Reputation: 3
I am currently making the Switch from R to python and wonder weither I can speed up the following dataframe operations. I have a sales dataset consisting of 500k rows and 17 columns on which I need to do some calculations before I put them into a dashboard. My data looks like this:
location time product sales
store1 2017 brandA 10
store1 2017 brandB 17
store1 2017 brandC 15
store1 2017 brandD 19
store1 2017 catTot 86
store2 2017 brandA 8
store2 2017 brandB 23
store2 2017 brandC 5
store2 2017 brandD 12
store2 2017 catTot 76
. . . .
. . . .
. . . .
. . . .
catTot is a pre aggregate I get from the raw data set which shows the total sales for a given store in a given time period. As you can see, the other products are just a fraction of the total and never add up to the total, however they are included in the total. Since I want to reflect how the total sales in a given location is without showing all products (due to performance issues in the dashboard) I need to replace the catTot
values with an aggregate that is actually the current value minus the sum of the other products.
Currently, I iterate through nested for
loops to make the changes. The code looks like this:
df['location'] = df.location.astype('category')
df['time'] = df.time.astype('category')
var_geo = []
var_time = []
for var_time in df.time.cat.categories:
for var_geo in df.location.cat.categories:
df_tmp = []
fct_eur = []
df_tmp = df[(df['location'] == var_geo) & (df['time'] == var_time)]
fct_eur = df_tmp.iloc[len(df_tmp)-1,3] df_tmp.iloc[0:len(df_tmp)-2,3].sum()

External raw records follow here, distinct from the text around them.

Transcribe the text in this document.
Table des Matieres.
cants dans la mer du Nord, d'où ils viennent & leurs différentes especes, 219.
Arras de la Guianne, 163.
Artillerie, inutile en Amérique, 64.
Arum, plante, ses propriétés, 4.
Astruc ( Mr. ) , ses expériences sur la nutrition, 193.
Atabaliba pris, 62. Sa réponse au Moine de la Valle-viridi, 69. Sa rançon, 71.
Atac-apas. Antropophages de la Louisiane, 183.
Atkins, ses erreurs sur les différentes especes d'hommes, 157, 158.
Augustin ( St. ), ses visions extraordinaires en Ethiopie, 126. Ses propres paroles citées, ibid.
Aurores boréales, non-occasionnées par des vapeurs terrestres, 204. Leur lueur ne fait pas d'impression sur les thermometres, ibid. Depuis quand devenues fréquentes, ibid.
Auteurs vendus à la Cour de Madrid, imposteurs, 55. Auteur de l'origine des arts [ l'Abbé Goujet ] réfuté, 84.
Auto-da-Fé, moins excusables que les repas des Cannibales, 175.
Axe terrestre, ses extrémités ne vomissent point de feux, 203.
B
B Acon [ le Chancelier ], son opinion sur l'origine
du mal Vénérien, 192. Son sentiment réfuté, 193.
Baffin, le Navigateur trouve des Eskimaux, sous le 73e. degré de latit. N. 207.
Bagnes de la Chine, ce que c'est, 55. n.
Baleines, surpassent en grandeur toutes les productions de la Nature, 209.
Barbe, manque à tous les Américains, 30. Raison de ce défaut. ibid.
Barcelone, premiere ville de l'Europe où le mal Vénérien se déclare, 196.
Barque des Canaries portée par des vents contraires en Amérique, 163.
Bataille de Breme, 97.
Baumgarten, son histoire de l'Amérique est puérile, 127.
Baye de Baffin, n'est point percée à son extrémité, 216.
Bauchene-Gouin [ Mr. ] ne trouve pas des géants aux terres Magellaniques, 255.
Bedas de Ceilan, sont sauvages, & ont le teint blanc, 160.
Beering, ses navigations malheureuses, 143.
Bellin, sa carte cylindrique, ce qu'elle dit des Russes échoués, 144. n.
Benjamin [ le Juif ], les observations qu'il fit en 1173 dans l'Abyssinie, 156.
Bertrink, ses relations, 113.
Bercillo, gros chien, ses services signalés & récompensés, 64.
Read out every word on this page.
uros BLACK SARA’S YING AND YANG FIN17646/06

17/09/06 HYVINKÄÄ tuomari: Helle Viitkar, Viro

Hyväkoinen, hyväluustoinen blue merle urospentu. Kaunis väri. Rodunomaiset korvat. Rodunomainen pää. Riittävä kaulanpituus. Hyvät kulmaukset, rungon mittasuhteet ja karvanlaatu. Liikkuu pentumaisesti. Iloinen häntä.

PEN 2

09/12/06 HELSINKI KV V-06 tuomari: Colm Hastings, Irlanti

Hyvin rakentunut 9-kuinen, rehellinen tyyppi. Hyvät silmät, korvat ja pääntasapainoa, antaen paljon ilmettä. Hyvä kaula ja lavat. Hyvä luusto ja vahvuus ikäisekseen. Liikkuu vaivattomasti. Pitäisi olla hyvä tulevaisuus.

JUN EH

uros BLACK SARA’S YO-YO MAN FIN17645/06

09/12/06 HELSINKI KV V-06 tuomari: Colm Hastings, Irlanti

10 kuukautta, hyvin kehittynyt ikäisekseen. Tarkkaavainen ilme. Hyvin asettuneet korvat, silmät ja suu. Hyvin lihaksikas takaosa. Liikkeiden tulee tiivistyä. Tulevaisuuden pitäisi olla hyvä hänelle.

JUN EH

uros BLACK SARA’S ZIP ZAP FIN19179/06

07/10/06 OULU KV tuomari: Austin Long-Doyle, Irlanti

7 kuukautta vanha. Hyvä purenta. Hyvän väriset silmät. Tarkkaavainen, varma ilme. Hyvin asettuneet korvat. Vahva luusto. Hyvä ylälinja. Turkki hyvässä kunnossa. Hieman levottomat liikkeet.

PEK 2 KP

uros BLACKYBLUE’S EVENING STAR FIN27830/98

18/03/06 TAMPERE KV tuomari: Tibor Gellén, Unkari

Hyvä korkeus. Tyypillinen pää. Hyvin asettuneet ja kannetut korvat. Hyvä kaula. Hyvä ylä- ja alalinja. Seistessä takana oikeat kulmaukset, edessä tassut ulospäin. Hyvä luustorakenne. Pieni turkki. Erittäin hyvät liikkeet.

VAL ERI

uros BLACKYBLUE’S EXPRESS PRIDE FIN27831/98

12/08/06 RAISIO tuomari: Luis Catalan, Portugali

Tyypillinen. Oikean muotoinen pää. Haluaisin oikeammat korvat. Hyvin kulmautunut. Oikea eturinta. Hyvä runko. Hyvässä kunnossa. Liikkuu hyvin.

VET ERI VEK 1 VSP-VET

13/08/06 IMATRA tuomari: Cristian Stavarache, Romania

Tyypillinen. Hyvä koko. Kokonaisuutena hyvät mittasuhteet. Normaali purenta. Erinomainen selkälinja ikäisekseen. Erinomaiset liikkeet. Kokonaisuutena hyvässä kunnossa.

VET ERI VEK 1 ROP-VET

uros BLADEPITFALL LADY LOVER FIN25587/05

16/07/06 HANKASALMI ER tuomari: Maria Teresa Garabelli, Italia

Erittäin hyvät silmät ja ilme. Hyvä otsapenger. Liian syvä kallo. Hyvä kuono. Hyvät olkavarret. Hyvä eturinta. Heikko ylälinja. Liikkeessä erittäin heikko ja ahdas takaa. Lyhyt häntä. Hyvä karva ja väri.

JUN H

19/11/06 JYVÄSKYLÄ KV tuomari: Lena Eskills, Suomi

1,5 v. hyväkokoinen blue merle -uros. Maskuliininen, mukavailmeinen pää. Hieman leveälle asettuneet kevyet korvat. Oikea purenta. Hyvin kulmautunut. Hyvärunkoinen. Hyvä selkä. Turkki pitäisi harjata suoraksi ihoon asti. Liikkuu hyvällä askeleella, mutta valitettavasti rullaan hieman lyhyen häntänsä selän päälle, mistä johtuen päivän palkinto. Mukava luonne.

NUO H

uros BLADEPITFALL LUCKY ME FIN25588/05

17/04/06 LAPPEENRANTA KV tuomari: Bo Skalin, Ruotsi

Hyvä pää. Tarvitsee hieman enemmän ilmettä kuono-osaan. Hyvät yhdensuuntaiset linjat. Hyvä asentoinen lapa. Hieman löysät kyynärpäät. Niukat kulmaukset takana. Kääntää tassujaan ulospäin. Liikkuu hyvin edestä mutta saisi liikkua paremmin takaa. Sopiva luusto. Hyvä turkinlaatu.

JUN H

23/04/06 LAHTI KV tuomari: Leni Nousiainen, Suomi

df.loc[(df['location'] == var_geo) & (df['time'] == var_time) & (df['product'] == 'catTot'), ['sales']] = fct_eur
As you can see, catTot
is always the last row in the masked dataframe. This operation now takes around 9min every time, since I have 23 store locations, around 880 products, 30 time periods and 5 different measures, which results in about 500k rows. Is there a more elegant or atleast faster way to make this kind of operations?
Upvotes: 0
Views: 127
Reputation: 3
A friend actually proposed this way of tackling my problem. This code is also his and it builds a nested directory and adds the measure to the keys for each row, but everything except the catTot is multiplied by -1. So in the end only the remainer will be kept.
for row in data:
safe_add(mapping, row[0], int(row[1]), row[2], int(row[3]))

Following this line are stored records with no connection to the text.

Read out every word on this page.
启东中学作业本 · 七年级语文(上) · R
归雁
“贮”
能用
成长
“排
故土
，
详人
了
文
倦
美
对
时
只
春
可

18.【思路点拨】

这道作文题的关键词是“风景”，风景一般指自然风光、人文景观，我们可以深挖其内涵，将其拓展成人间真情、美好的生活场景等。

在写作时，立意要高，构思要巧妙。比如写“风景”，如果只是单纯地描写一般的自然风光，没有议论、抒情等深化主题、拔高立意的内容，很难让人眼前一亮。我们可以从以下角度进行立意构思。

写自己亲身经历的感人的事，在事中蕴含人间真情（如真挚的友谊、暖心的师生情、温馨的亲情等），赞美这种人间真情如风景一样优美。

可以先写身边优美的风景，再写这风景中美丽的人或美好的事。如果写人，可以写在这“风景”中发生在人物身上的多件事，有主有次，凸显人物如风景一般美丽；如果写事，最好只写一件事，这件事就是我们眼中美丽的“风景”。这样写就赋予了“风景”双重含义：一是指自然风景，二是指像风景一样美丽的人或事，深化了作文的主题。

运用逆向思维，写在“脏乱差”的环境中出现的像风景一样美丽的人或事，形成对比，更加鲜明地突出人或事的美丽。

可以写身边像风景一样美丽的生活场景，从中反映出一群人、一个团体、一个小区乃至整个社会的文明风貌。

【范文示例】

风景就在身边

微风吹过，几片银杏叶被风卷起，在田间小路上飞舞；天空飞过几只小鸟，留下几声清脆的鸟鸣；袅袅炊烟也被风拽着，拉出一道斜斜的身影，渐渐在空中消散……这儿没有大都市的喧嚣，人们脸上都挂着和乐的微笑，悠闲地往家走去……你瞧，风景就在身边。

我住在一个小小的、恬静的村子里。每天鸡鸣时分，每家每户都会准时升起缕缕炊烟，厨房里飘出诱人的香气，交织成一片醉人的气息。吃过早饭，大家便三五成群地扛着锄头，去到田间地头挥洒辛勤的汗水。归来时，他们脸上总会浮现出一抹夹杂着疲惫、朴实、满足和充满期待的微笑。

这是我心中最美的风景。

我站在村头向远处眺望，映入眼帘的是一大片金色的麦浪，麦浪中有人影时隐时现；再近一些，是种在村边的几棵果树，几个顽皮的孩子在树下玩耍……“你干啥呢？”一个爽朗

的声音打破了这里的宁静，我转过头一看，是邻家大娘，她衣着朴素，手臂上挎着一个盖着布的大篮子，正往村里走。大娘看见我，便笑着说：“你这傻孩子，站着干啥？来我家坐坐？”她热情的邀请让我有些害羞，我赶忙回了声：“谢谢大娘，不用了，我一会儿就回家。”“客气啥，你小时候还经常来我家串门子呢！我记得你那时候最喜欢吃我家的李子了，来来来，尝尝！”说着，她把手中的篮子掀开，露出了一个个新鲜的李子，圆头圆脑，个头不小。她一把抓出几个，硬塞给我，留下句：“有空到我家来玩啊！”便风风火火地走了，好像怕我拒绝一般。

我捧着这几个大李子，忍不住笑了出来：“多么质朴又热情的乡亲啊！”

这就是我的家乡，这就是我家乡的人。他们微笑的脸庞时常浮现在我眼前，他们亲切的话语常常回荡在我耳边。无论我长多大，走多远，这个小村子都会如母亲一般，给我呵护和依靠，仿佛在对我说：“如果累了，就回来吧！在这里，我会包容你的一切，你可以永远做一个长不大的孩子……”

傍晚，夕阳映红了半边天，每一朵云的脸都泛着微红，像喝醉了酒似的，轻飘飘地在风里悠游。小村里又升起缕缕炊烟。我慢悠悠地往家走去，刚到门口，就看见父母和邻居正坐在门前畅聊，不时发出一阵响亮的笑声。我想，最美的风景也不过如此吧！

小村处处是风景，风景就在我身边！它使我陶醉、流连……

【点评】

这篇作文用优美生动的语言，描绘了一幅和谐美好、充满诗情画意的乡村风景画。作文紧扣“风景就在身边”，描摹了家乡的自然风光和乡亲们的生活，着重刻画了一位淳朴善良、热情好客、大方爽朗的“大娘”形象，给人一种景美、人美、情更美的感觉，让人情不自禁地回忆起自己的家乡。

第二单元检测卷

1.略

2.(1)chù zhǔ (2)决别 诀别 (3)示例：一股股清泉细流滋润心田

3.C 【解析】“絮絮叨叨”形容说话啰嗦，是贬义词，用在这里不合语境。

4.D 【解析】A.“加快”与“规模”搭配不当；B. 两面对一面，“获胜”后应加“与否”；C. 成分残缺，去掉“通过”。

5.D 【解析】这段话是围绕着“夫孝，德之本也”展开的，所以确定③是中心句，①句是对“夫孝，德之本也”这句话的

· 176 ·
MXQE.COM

def safe_add(mapping, store, year, brand, count):
if not store in mapping:
mapping[store] = {}
if not year in mapping[store]:
mapping[store][year] = 0
if brand != 'catTot':
count = count * -1
new_count = count + mapping[store][year]
mapping[store][year] = new_count
After getting the nested directory, I looped once through the dictionary to get the number of rows I will need to write it out. I do this in order to be able to prepopulate an empty df and fill it up.
counter=0
for geo in mapping.keys():
for time in mapping[store].keys():
counter +=1
df_annex = pd.DataFrame(data=None, index=np.arange(0, counter), columns=df.columns)
for geo in mapping.keys():
for time in mapping[store].keys():
df_annex.iloc[counterb, 0] = geo
.
.
After writing out the dictionary, I simply subset the old totals from df and concat it with the annex. This results in time of 7.88s vs. 9 min.
Upvotes: 0
Reputation: 142146
You can creating a grouping key where everything not "catTot" is set to "sales", then pivot_table
to aggregate the sales
column, eg:
agg = df.pivot_table(
index=['location', 'time'],
columns=np.where(df['product'] == 'catTot', 'catTot', 'sales'),
values='sales',
aggfunc='sum'
)
This'll give you:
catTot sales
location time
store1 2017 86 61
store2 2017 76 48
Then you can do new_total = agg['catTot'] - agg['sales']
:
location time
store1 2017 25
store2 2017 28
dtype: int64
Upvotes: 1